Motivation
Online learning problems involving multiple self-interested players with coupled objectives arise in applications across economics, computer science, and control systems. In standard game-theoretic frameworks used to model such scenarios, each player’s objective is represented by a single scalar-valued utility function. However, in many real-world settings, players face multiple, potentially conflicting objectives. For example, in autonomous driving, relevant objectives for each agent include travel time, energy efficiency, and safety. Reducing such problems to a game with scalar utilities formed as a linear combination of multiple objectives may fail to capture these conflicts. In this project, we aim to develop a mathematical framework for multi-objective games by studying questions of equilibrium existence and the convergence of (multi-objective) online learning algorithms to such equilibria.
Background
Online learning and game theory are rich fields with a long history of study, and their intersection has led to a number of fundamental connections [CBL06]. Online learning is often concerned with designing algorithms that achieve “no regret” [Haz16]: in the long run, the decision-maker would not have preferred any other fixed action in hindsight. A classical result connecting regret minimization to game theory states that, in a normal-form game, if each player follows a no-regret algorithm, then the empirical distribution of play converges to a coarse correlated equilibrium (a weaker notion than Nash equilibrium) [HMC00]. Recent work has extended notions of regret and learning algorithms to the multi-objective setting [ABH11, JZZ+23]. It is an interesting question whether, as in the single-objective case, these notions of regret lead to equilibria in multi-objective games.
Outline
The project will begin with a study of the classical literature on online learning, regret minimization, and equilibrium learning in games. Then, we will consider more recent work on multi-objective learning and explore how these ideas can be extended to a game settings. A wide range of questions can be investigated, from characterizing equilibria to designing algorithms and analyzing their behavior when deployed by all players in a game. The precise direction can be adapted to the students’ interests.
Requirements
We are looking for motivated Master students with a strong background in mathematics or computer science. This project can be done either as a Master thesis or semester project. It offers the opportunity to delve into both classical and recent literature at the intersection of online learning and game theory, and to explore interesting open questions.
Contact
he project/thesis will be supervised by Prof. Maryam Kamgarpour and Philip Jordan. If you are interested, please send an email including (a) a short paragraph describing your background and fit for the project, and (b) your BS/MS transcripts to [email protected].
References
[ABH11] Jacob Abernethy, Peter L Bartlett, and Elad Hazan. Blackwell approachability and no-regret learning are equivalent. In Proceedings of the 24th Annual Conference on Learning Theory, pages 27–46. JMLR Workshop and Conference Proceedings, 2011.

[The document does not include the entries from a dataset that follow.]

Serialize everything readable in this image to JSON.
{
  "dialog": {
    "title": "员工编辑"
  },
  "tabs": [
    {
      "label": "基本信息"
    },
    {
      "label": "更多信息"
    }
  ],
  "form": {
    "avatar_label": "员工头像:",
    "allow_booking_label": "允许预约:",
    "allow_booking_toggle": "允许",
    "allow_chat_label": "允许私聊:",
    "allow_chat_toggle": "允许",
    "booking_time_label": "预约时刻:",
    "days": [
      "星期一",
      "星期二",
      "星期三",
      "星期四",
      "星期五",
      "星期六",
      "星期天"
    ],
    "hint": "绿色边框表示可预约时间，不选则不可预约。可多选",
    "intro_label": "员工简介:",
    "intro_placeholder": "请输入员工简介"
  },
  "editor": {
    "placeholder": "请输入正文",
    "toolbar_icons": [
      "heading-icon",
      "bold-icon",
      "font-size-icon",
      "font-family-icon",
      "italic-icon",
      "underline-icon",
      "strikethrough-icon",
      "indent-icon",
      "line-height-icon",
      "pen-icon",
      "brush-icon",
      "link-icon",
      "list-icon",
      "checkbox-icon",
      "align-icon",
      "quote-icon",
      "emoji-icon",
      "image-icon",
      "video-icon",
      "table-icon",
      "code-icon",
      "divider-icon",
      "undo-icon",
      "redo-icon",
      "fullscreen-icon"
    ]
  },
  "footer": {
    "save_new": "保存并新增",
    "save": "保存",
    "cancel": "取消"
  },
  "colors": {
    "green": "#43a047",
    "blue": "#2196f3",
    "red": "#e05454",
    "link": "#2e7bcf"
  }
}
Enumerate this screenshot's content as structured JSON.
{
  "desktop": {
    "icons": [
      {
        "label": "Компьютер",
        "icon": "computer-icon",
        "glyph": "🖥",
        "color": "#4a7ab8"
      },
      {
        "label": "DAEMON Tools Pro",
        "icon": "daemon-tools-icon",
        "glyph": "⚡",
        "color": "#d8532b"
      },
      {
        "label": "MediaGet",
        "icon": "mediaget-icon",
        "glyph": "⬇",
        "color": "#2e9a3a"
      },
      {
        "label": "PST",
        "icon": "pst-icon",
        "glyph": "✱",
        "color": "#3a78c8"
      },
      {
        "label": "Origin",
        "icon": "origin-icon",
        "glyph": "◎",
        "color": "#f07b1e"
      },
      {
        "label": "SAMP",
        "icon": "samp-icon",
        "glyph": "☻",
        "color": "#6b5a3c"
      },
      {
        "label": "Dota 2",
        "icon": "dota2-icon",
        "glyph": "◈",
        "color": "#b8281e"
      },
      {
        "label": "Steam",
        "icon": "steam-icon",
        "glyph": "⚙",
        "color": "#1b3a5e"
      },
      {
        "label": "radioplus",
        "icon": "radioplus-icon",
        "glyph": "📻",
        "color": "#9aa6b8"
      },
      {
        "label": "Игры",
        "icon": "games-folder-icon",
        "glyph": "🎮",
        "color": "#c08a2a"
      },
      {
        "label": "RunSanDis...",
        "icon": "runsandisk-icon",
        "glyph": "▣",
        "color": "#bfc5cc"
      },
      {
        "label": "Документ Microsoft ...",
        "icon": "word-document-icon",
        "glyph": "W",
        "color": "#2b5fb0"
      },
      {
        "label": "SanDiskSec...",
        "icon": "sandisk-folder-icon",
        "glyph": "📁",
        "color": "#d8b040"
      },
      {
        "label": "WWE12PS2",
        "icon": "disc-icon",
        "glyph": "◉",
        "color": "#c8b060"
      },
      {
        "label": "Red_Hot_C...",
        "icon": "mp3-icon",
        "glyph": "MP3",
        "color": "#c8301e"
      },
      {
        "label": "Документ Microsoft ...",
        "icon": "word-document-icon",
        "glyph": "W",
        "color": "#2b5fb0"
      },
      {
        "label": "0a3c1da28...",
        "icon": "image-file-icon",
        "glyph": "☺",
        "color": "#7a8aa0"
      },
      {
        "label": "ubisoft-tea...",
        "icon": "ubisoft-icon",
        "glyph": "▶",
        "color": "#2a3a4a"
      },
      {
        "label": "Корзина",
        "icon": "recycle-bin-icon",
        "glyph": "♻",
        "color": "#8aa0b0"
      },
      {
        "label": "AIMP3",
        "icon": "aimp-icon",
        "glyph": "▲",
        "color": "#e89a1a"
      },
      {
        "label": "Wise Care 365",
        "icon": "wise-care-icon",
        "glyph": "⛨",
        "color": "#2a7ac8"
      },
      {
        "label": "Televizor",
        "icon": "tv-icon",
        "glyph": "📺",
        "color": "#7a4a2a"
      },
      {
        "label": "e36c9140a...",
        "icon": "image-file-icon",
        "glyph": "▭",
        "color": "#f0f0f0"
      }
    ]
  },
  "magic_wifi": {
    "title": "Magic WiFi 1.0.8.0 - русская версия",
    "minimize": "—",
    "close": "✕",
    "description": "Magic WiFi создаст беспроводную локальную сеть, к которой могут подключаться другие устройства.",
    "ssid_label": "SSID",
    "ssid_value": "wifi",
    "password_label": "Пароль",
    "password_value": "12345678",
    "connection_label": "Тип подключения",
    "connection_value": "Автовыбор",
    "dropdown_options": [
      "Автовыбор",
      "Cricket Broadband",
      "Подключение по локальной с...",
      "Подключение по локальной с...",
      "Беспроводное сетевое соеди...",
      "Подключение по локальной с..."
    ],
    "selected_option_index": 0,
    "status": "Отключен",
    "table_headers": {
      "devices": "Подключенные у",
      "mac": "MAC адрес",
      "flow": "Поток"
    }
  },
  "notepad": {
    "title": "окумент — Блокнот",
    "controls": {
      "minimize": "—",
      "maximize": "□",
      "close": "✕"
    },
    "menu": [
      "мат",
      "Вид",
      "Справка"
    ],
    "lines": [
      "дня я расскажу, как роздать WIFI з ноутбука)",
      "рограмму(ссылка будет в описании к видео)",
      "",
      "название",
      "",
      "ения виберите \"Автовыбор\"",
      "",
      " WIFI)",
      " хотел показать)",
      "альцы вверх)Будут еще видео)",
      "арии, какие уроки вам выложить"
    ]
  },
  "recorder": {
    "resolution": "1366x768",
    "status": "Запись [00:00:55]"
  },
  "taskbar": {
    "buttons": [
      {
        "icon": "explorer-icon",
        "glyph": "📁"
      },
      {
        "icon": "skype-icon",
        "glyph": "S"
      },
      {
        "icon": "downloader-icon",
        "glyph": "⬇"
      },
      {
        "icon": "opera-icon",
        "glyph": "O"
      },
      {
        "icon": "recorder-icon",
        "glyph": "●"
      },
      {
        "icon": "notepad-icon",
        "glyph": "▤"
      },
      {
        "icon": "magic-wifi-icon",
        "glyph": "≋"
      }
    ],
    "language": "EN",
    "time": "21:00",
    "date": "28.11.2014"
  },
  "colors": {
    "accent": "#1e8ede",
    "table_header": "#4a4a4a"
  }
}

[CBL06] Nicolo Cesa-Bianchi and Gabor Lugosi. Prediction, learning, and games. Cambridge university press, 2006.
[Haz16] Elad Hazan. Introduction to online convex optimization. Foundations and Trends in Optimization, 2(3-4):157–325, 2016.
[HMC00] Sergiu Hart and Andreu Mas-Colell. A simple adaptive procedure leading to correlated equilibrium. Econometrica, 68(5):1127–1150, 2000.
[JZZ+23] Jiyan Jiang, Wenpeng Zhang, Shiji Zhou, Lihong Gu, Xiaodong Zeng, and Wenwu Zhu. Multi-objective online learning. In The Eleventh International Conference on Learning Representations, 2023.